Things were just looking promising for the G10 when a problem arose. A big one. The SCCA had refused to certify it for use the class Kipps wanted to run in as Ginetta hadn’t built 100 of them. Instead, it would be in the ‘Libre’ class up against established big hitters like Lola T70 and McLaren M6. Not ideal.

This news was a disaster for Ginetta as Kipps immediately cancelled his order for six G10s (four fixed heads and two convertibles).

The Walketts took stock and put the project on the back burner for a while. Within a few months, a slightly revised G10 had morphed into the G11, with fatter wheel arches, Triumph front suspension and MGB ‘live’ rear axle, plus the 1.8-lire B-series engine from the same source, rather than the G10’s V8.

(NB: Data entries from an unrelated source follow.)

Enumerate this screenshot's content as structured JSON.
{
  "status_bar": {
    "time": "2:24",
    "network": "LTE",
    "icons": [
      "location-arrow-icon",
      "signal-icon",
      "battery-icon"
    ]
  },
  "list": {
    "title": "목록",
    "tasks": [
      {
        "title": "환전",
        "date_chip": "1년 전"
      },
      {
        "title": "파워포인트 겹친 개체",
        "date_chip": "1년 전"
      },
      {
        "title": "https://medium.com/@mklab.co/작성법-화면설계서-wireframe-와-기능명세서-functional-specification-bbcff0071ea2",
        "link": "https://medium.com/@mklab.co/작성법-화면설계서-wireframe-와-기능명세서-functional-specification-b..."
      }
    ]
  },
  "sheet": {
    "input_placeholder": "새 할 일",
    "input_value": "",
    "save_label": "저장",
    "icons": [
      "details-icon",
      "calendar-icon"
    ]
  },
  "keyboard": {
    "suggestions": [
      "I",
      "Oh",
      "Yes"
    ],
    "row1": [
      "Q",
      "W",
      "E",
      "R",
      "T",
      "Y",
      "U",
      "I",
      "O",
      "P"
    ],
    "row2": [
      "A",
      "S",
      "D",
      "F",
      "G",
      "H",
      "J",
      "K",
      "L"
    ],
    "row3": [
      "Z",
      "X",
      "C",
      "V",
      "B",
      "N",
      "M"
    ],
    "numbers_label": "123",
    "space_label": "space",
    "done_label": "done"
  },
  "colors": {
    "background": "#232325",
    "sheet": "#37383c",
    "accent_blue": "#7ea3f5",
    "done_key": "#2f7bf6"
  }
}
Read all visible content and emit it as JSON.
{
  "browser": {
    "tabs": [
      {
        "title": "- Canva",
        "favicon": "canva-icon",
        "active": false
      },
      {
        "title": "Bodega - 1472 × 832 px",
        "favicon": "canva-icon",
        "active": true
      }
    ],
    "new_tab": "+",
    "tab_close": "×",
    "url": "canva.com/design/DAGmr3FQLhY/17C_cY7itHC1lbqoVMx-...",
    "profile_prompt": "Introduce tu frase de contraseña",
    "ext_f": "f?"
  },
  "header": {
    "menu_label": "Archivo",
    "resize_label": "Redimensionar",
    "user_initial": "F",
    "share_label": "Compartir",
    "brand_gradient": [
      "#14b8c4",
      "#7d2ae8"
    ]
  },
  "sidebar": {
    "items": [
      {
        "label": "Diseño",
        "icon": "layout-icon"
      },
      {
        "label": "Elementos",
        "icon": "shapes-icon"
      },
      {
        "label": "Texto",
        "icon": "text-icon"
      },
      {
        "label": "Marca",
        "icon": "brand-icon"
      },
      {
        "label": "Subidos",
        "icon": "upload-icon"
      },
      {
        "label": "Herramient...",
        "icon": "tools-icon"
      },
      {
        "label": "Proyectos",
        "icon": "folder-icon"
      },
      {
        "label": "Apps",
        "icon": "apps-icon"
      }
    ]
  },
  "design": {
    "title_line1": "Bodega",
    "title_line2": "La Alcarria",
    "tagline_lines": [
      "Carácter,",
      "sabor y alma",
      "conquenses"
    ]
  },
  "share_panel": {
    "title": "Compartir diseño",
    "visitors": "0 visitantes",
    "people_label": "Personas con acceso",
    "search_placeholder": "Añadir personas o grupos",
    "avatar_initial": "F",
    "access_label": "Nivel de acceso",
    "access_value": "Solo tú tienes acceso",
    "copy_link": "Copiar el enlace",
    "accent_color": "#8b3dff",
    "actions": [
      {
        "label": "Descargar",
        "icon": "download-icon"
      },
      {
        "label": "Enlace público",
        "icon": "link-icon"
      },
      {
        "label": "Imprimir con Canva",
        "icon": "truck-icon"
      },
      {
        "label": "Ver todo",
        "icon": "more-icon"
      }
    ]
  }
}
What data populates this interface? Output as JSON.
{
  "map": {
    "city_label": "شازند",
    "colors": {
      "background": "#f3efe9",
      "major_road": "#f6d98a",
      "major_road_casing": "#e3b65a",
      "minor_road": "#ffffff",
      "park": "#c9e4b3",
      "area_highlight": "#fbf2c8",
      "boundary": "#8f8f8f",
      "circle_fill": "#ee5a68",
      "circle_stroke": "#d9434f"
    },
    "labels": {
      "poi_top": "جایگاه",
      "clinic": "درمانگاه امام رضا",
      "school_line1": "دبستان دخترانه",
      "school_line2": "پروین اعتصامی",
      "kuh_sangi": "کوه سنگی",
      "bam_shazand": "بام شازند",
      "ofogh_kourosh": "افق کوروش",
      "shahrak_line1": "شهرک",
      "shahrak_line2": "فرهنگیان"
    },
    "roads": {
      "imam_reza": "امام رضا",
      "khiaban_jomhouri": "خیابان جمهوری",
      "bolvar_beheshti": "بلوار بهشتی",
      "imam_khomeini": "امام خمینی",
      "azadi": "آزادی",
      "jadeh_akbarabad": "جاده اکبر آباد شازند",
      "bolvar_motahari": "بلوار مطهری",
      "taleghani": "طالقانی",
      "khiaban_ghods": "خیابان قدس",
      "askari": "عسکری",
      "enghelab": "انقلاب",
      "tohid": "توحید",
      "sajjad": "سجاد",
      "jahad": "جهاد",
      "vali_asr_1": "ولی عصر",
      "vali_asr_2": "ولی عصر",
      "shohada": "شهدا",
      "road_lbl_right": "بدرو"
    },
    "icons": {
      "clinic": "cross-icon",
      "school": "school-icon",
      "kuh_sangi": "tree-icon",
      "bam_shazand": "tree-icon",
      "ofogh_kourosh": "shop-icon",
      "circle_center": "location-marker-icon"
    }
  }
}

This version launched at the Racing Car Show of 1966 with turnkey prices set at £1325 (approx £17,258 today) and £1098 (approx £14,301) for the kit. Sadly, the response, although good, didn’t result in a flood of orders and the G11 was quietly dropped. Regarding numbers, there were probably around three G10s and a further two G11s.

Then, of course, there are the four G11s produced by Birmingham engineer Russ Madden. He’d previously been a G4 owner and went to Ginetta’s Witham factory to buy the last G11 body/chassis kit (less MGB doors) and also the remaining stock of chassis. Madden’s cars were said to be beauties, particularly a dark blue one that starred in Cars & Car Conversions magazine in the October 1972 issue.

Meanwhile, Ginetta’s new, limited edition continuation model, or ‘classic remastered’ as they describe it on their website will be built using the original moulds and feature an LS3 6.2-litre V8, weighing in at under 1000kg. There are also whispers of an electric version, too … more on this when we get it.